Postpartum depression gets a lot of play, because it’s when women who have successfully held it together and not shown outward signs of mental illness before all the sudden have them. Brooke Shields! Marie Osmond! Half of all initial diagnoses of bipolar disorder for women are incurred during the postpartum period. But the limited studies that have been done pretty much say that for women who have histories of depression and other mental ish, it’s the rule, not the exception, that things will get complicated when you get pregnant. A friend who’s recently gotten pregnant had her shrink refuse her refills (on an SSRI which is generally considered the gold standard of perinatal safety), because he was wary of lawsuit risk in the case of birth defects, but apparently not on the risk of taking an established patient off an effective medication regimen with no alternative. In what other situation would such a cavalier attitude occur, much less be thought of as responsible?
A midwife I saw told me that there is very little comprehensive study done on the effect that pregnancy hormones have on the brain, and that none have demonstrated what can be termed as “proof” that hormones have any effect of mood. She added that this was an example of the folly of academic medicine.

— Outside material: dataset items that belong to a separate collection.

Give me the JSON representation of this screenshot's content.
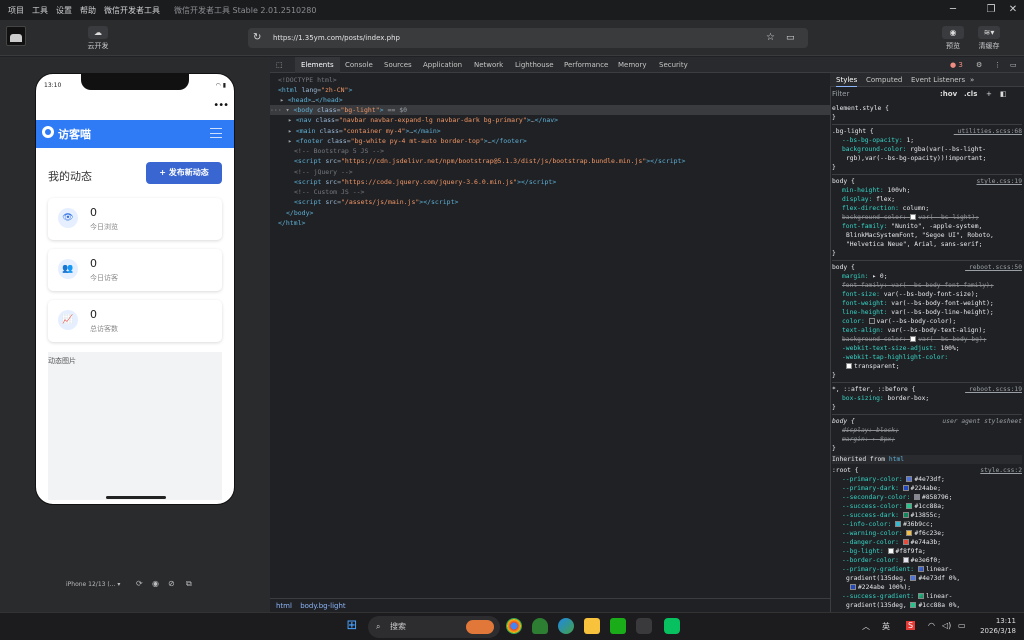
{
  "menubar": {
    "items": [
      "项目",
      "工具",
      "设置",
      "帮助",
      "微信开发者工具"
    ],
    "title": "微信开发者工具 Stable 2.01.2510280"
  },
  "toolbar": {
    "cloud_label": "云开发",
    "url": "https://1.35ym.com/posts/index.php",
    "preview_label": "预览",
    "cache_label": "清缓存"
  },
  "phone": {
    "time": "13:10",
    "brand": "访客喵",
    "page_title": "我的动态",
    "publish_label": "+ 发布新动态",
    "cards": [
      {
        "value": "0",
        "label": "今日浏览",
        "icon": "eye-icon"
      },
      {
        "value": "0",
        "label": "今日访客",
        "icon": "users-icon"
      },
      {
        "value": "0",
        "label": "总访客数",
        "icon": "chart-icon"
      }
    ],
    "image_alt": "动态图片",
    "device": "iPhone 12/13 (... ▾"
  },
  "devtools": {
    "tabs": [
      "Elements",
      "Console",
      "Sources",
      "Application",
      "Network",
      "Lighthouse",
      "Performance",
      "Memory",
      "Security"
    ],
    "error_count": "3",
    "breadcrumb": [
      "html",
      "body.bg-light"
    ]
  },
  "styles": {
    "tabs": [
      "Styles",
      "Computed",
      "Event Listeners",
      "»"
    ],
    "filter_placeholder": "Filter",
    "hov": ":hov",
    "cls": ".cls"
  },
  "taskbar": {
    "search_label": "搜索",
    "lang": "英",
    "time": "13:11",
    "date": "2026/3/18"
  }
}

The one thing I have read that made sense of things to me was Lauren Slater’s Love Works Like This, which prevails over such a goopy title and a pink dust jacket with a baby on it, and makes a strong argument for aggressive medication during pregnancy. Slater notes that despite the prevalent notion of “pregnancy brain” and the perceived uselessness of pregnant women, brain scans show that pregnancy spurs a ton of brain activity. She describes the pregnant brain as a pond with stuff growing under the surface. But lately I’ve been thinking about how things have been for me as as a wild fire, clearing out overgrowth and making new things possible.